Do you really truly think the people buying this technology are doing it so that they can also continue to pay that same person to sit in a room and control it, while working towards self-actualization??
And do you think the appropriate response to concerns over jobs being eliminated is that the newly unemployed should feel grateful for being "freed" from the work they loved and took pride in, to go and do something "more fulfilling"? And add insult to injury by telling them that the job they had was just not a good job and wasn't something humans should have been doing in the first place?
> I'm an automation engineer, I've worked with hundreds of machine operators.
You mean, the ones that are keeping their jobs? Have you spent just as much time with the ones whose jobs have been eliminated?
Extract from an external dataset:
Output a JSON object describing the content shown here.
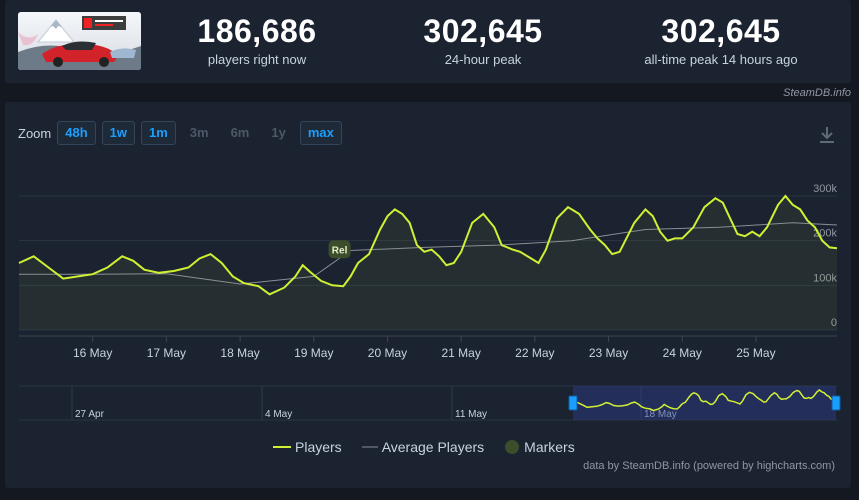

I mean, I can understand that you may be facing a little cognitive dissonance here due to your job, but ... try to show a tiny bit of empathy for your fellow human. You think AI won't be able to do your job someday? Are you totally comfortable being dropped onto the labor market in today's economy if your current professional skill set became entirely valueless overnight, or is that something you only expect other people to be OK with?
We are recreating and eliminating entire industries, jobs, and traditions, and the level of awareness and respect for that disruption needs to dialed up by several orders of magnitude, or we as an industry, and all of us as a society, are in for some serious trouble.